# LaDue Reservoir



## kf213003 (Mar 13, 2009)

Anyone been to LaDue Reservoir lately? My friend lives nearby in Solon and we just bought a small boat to use on fishing trips. Since its one of the closest quality lakes nearby we thought we would give it a go. 

How is the activity down there? Anyone have any luck?

Thx!!!


----------



## ParmaBass (Apr 11, 2004)

I was just gonna post the same thing! How's the water level too, it better be WAYYYY up!


----------



## BIKENUT06 (Apr 8, 2007)

We were there on sunday the lake is full.
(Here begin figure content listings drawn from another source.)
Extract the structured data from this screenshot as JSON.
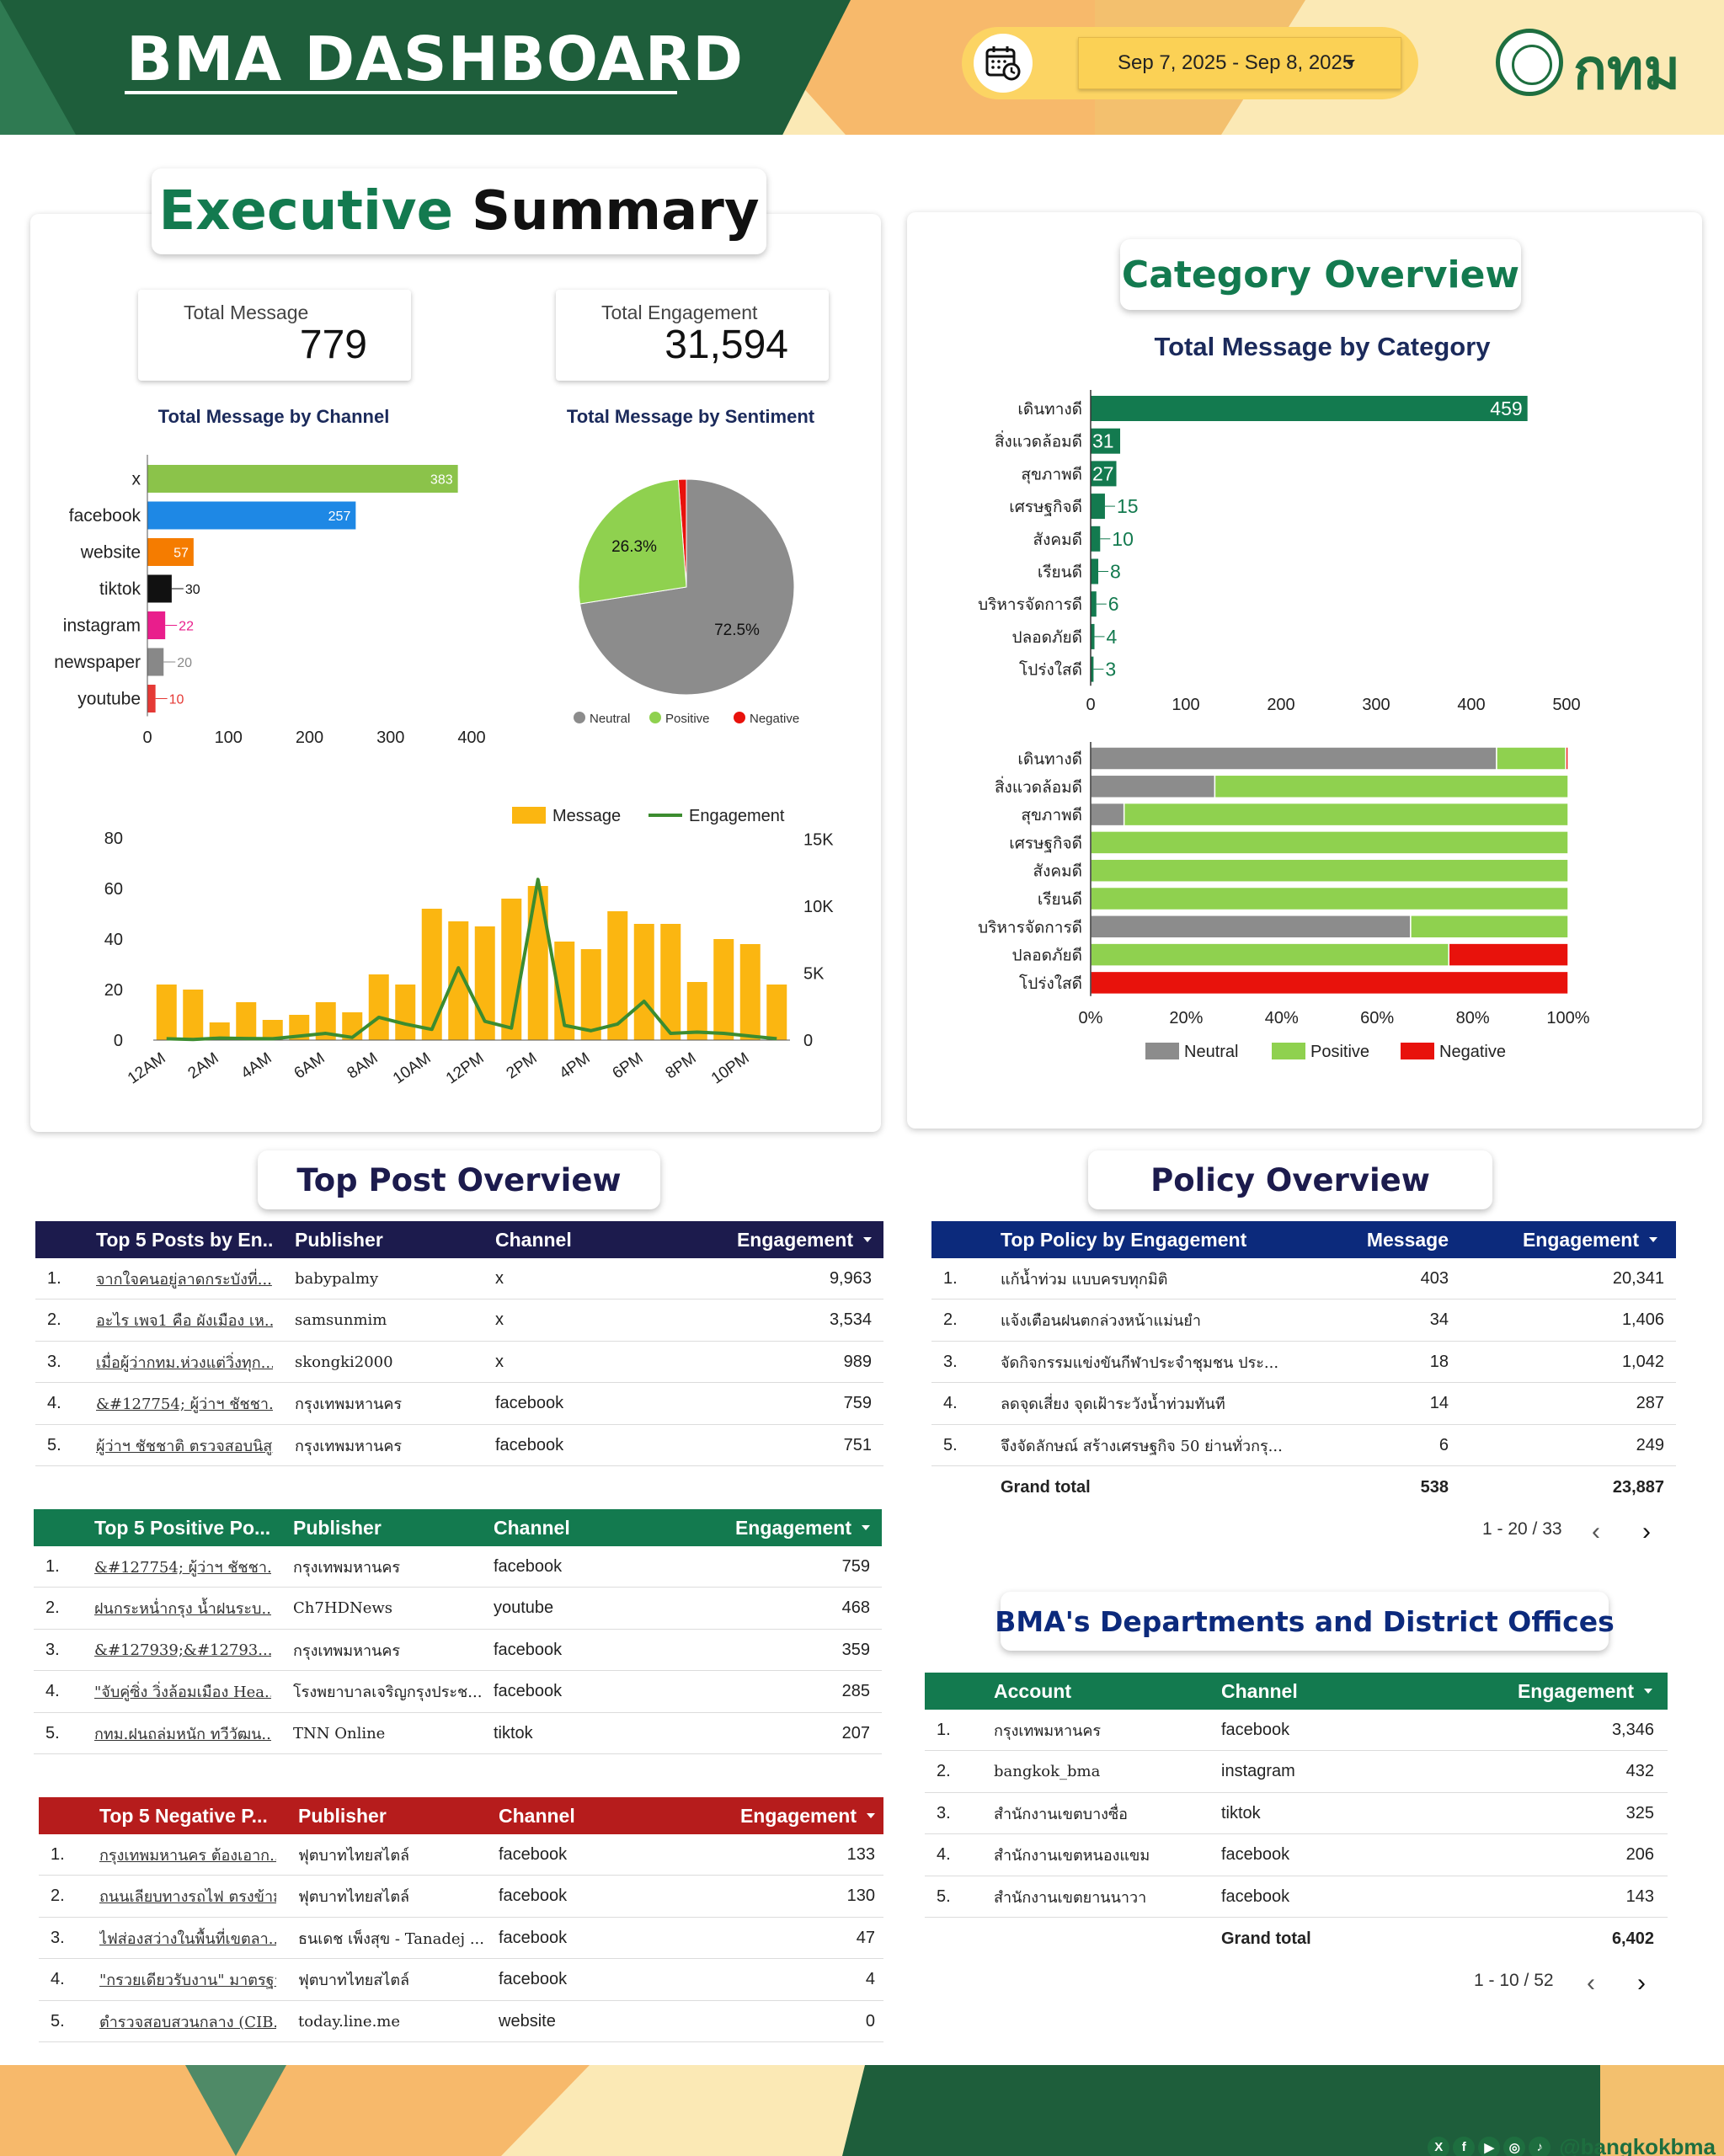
{
  "header": {
    "title": "BMA DASHBOARD",
    "date_range": "Sep 7, 2025 - Sep 8, 2025",
    "logo_text": "กทม"
  },
  "executive_summary": {
    "title_part1": "Executive",
    "title_part2": "Summary",
    "kpis": {
      "total_message_label": "Total Message",
      "total_message_value": "779",
      "total_engagement_label": "Total Engagement",
      "total_engagement_value": "31,594"
    }
  },
  "charts": {
    "channel": {
      "title": "Total Message by Channel",
      "type": "bar",
      "categories": [
        "x",
        "facebook",
        "website",
        "tiktok",
        "instagram",
        "newspaper",
        "youtube"
      ],
      "values": [
        383,
        257,
        57,
        30,
        22,
        20,
        10
      ],
      "colors": [
        "#8bc34a",
        "#1e88e5",
        "#f57c00",
        "#111111",
        "#e91e8c",
        "#888888",
        "#e53935"
      ],
      "xlim": [
        0,
        400
      ],
      "ticks": [
        "0",
        "100",
        "200",
        "300",
        "400"
      ]
    },
    "sentiment": {
      "title": "Total Message by Sentiment",
      "type": "pie",
      "labels": [
        "Neutral",
        "Positive",
        "Negative"
      ],
      "values": [
        72.5,
        26.3,
        1.2
      ],
      "colors": [
        "#8c8c8c",
        "#8fd14f",
        "#e8120c"
      ],
      "label_neutral": "72.5%",
      "label_positive": "26.3%"
    },
    "hourly": {
      "type": "bar+line",
      "legend_message": "Message",
      "legend_engagement": "Engagement",
      "hours": [
        "12AM",
        "1AM",
        "2AM",
        "3AM",
        "4AM",
        "5AM",
        "6AM",
        "7AM",
        "8AM",
        "9AM",
        "10AM",
        "11AM",
        "12PM",
        "1PM",
        "2PM",
        "3PM",
        "4PM",
        "5PM",
        "6PM",
        "7PM",
        "8PM",
        "9PM",
        "10PM",
        "11PM"
      ],
      "tick_labels": [
        "12AM",
        "2AM",
        "4AM",
        "6AM",
        "8AM",
        "10AM",
        "12PM",
        "2PM",
        "4PM",
        "6PM",
        "8PM",
        "10PM"
      ],
      "message": [
        22,
        20,
        7,
        15,
        8,
        10,
        15,
        11,
        26,
        22,
        52,
        47,
        45,
        56,
        61,
        39,
        36,
        51,
        46,
        46,
        23,
        40,
        38,
        22
      ],
      "engagement": [
        100,
        50,
        150,
        120,
        100,
        300,
        500,
        200,
        1700,
        1200,
        800,
        5400,
        1400,
        900,
        12000,
        1100,
        700,
        1200,
        2900,
        500,
        600,
        500,
        300,
        100
      ],
      "y_left": [
        "0",
        "20",
        "40",
        "60",
        "80"
      ],
      "y_right": [
        "0",
        "5K",
        "10K",
        "15K"
      ],
      "ylim_left": [
        0,
        80
      ],
      "ylim_right": [
        0,
        15000
      ],
      "colors": {
        "message": "#fbb611",
        "engagement": "#3c8c2f"
      }
    },
    "category": {
      "section_title": "Category Overview",
      "title": "Total Message by Category",
      "type": "bar",
      "categories": [
        "เดินทางดี",
        "สิ่งแวดล้อมดี",
        "สุขภาพดี",
        "เศรษฐกิจดี",
        "สังคมดี",
        "เรียนดี",
        "บริหารจัดการดี",
        "ปลอดภัยดี",
        "โปร่งใสดี"
      ],
      "values": [
        459,
        31,
        27,
        15,
        10,
        8,
        6,
        4,
        3
      ],
      "xlim": [
        0,
        500
      ],
      "ticks": [
        "0",
        "100",
        "200",
        "300",
        "400",
        "500"
      ],
      "color": "#137a4f"
    },
    "category_sentiment": {
      "type": "stacked-bar",
      "categories": [
        "เดินทางดี",
        "สิ่งแวดล้อมดี",
        "สุขภาพดี",
        "เศรษฐกิจดี",
        "สังคมดี",
        "เรียนดี",
        "บริหารจัดการดี",
        "ปลอดภัยดี",
        "โปร่งใสดี"
      ],
      "series": [
        {
          "name": "Neutral",
          "values": [
            85,
            26,
            7,
            0,
            0,
            0,
            67,
            0,
            0
          ],
          "color": "#8c8c8c"
        },
        {
          "name": "Positive",
          "values": [
            14.5,
            74,
            93,
            100,
            100,
            100,
            33,
            75,
            0
          ],
          "color": "#8fd14f"
        },
        {
          "name": "Negative",
          "values": [
            0.5,
            0,
            0,
            0,
            0,
            0,
            0,
            25,
            100
          ],
          "color": "#e8120c"
        }
      ],
      "ticks": [
        "0%",
        "20%",
        "40%",
        "60%",
        "80%",
        "100%"
      ]
    }
  },
  "top_posts": {
    "section_title": "Top Post Overview",
    "engagement": {
      "header_color": "#1c1b4d",
      "columns": [
        "Top 5 Posts by En...",
        "Publisher",
        "Channel",
        "Engagement"
      ],
      "rows": [
        [
          "1.",
          "จากใจคนอยู่ลาดกระบังที่...",
          "babypalmy",
          "x",
          "9,963"
        ],
        [
          "2.",
          "อะไร เพจ1 คือ ผังเมือง เห...",
          "samsunmim",
          "x",
          "3,534"
        ],
        [
          "3.",
          "เมื่อผู้ว่ากทม.ห่วงแต่วิ่งทุก...",
          "skongki2000",
          "x",
          "989"
        ],
        [
          "4.",
          "&#127754; ผู้ว่าฯ ชัชชา...",
          "กรุงเทพมหานคร",
          "facebook",
          "759"
        ],
        [
          "5.",
          "ผู้ว่าฯ ชัชชาติ ตรวจสอบนิสู...",
          "กรุงเทพมหานคร",
          "facebook",
          "751"
        ]
      ]
    },
    "positive": {
      "header_color": "#137a4f",
      "columns": [
        "Top 5 Positive Po...",
        "Publisher",
        "Channel",
        "Engagement"
      ],
      "rows": [
        [
          "1.",
          "&#127754; ผู้ว่าฯ ชัชชา...",
          "กรุงเทพมหานคร",
          "facebook",
          "759"
        ],
        [
          "2.",
          "ฝนกระหน่ำกรุง น้ำฝนระบ...",
          "Ch7HDNews",
          "youtube",
          "468"
        ],
        [
          "3.",
          "&#127939;&#12793...",
          "กรุงเทพมหานคร",
          "facebook",
          "359"
        ],
        [
          "4.",
          "\"จับคู่ซิ่ง วิ่งล้อมเมือง Hea...",
          "โรงพยาบาลเจริญกรุงประช...",
          "facebook",
          "285"
        ],
        [
          "5.",
          "กทม.ฝนถล่มหนัก ทวีวัฒน...",
          "TNN Online",
          "tiktok",
          "207"
        ]
      ]
    },
    "negative": {
      "header_color": "#b61c1c",
      "columns": [
        "Top 5 Negative P...",
        "Publisher",
        "Channel",
        "Engagement"
      ],
      "rows": [
        [
          "1.",
          "กรุงเทพมหานคร ต้องเอาก...",
          "ฟุตบาทไทยสไตล์",
          "facebook",
          "133"
        ],
        [
          "2.",
          "ถนนเลียบทางรถไฟ ตรงข้ามโรงบา...",
          "ฟุตบาทไทยสไตล์",
          "facebook",
          "130"
        ],
        [
          "3.",
          "ไฟส่องสว่างในพื้นที่เขตลา...",
          "ธนเดช เพ็งสุข - Tanadej ...",
          "facebook",
          "47"
        ],
        [
          "4.",
          "\"กรวยเดียวรับงาน\" มาตรฐา...",
          "ฟุตบาทไทยสไตล์",
          "facebook",
          "4"
        ],
        [
          "5.",
          "ตำรวจสอบสวนกลาง (CIB...",
          "today.line.me",
          "website",
          "0"
        ]
      ]
    }
  },
  "policy": {
    "section_title": "Policy Overview",
    "header_color": "#0c2a7c",
    "columns": [
      "Top Policy by Engagement",
      "Message",
      "Engagement"
    ],
    "rows": [
      [
        "1.",
        "แก้น้ำท่วม แบบครบทุกมิติ",
        "403",
        "20,341"
      ],
      [
        "2.",
        "แจ้งเตือนฝนตกล่วงหน้าแม่นยำ",
        "34",
        "1,406"
      ],
      [
        "3.",
        "จัดกิจกรรมแข่งขันกีฬาประจำชุมชน ประ...",
        "18",
        "1,042"
      ],
      [
        "4.",
        "ลดจุดเสี่ยง จุดเฝ้าระวังน้ำท่วมทันที",
        "14",
        "287"
      ],
      [
        "5.",
        "จึงจัดลักษณ์ สร้างเศรษฐกิจ 50 ย่านทั่วกรุ...",
        "6",
        "249"
      ]
    ],
    "grand_total_label": "Grand total",
    "grand_total_message": "538",
    "grand_total_engagement": "23,887",
    "pager": "1 - 20 / 33"
  },
  "departments": {
    "section_title": "BMA's Departments and District Offices",
    "header_color": "#137a4f",
    "columns": [
      "Account",
      "Channel",
      "Engagement"
    ],
    "rows": [
      [
        "1.",
        "กรุงเทพมหานคร",
        "facebook",
        "3,346"
      ],
      [
        "2.",
        "bangkok_bma",
        "instagram",
        "432"
      ],
      [
        "3.",
        "สำนักงานเขตบางซื่อ",
        "tiktok",
        "325"
      ],
      [
        "4.",
        "สำนักงานเขตหนองแขม",
        "facebook",
        "206"
      ],
      [
        "5.",
        "สำนักงานเขตยานนาวา",
        "facebook",
        "143"
      ]
    ],
    "grand_total_label": "Grand total",
    "grand_total_engagement": "6,402",
    "pager": "1 - 10 / 52"
  },
  "footer": {
    "handle": "@bangkokbma",
    "icons": [
      "x-icon",
      "facebook-icon",
      "youtube-icon",
      "instagram-icon",
      "tiktok-icon"
    ]
  }
}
Fished the between 44 and auburn, no takers water temp was 43.


----------



## lateral_line (Jun 9, 2005)

Parma
Are you itchin for that flippin bite or what?


----------



## ParmaBass (Apr 11, 2004)

lateral_line said:


> Parma
> Are you itchin for that flippin bite or what?


What's flippin? lol
I'm itchin to toss a senko or spinner bait into the grass! Too bad last year the shoreline looked like a desert from 
April 1 - March 1. Gonna be out there soon!


----------



## Nipididdee (Apr 19, 2004)

http://www.dobass.com/bass.html

Much different than last couple of springs- they are in the BUSHES...now!!! 

nip


----------



## ParmaBass (Apr 11, 2004)

Nipididdee said:


> Much different than last couple of springs


Let's hope it stays that way! I'm actually kinda excited to fish at Ladue in March?? Hmmmm


----------



## dexterm16 (Feb 26, 2008)

anyone know the details for the ladue tournaments?


----------



## peple of the perch (Sep 13, 2004)

dexterm16 said:


> anyone know the details for the ladue tournaments?



look 2 posts up and click the link.


----------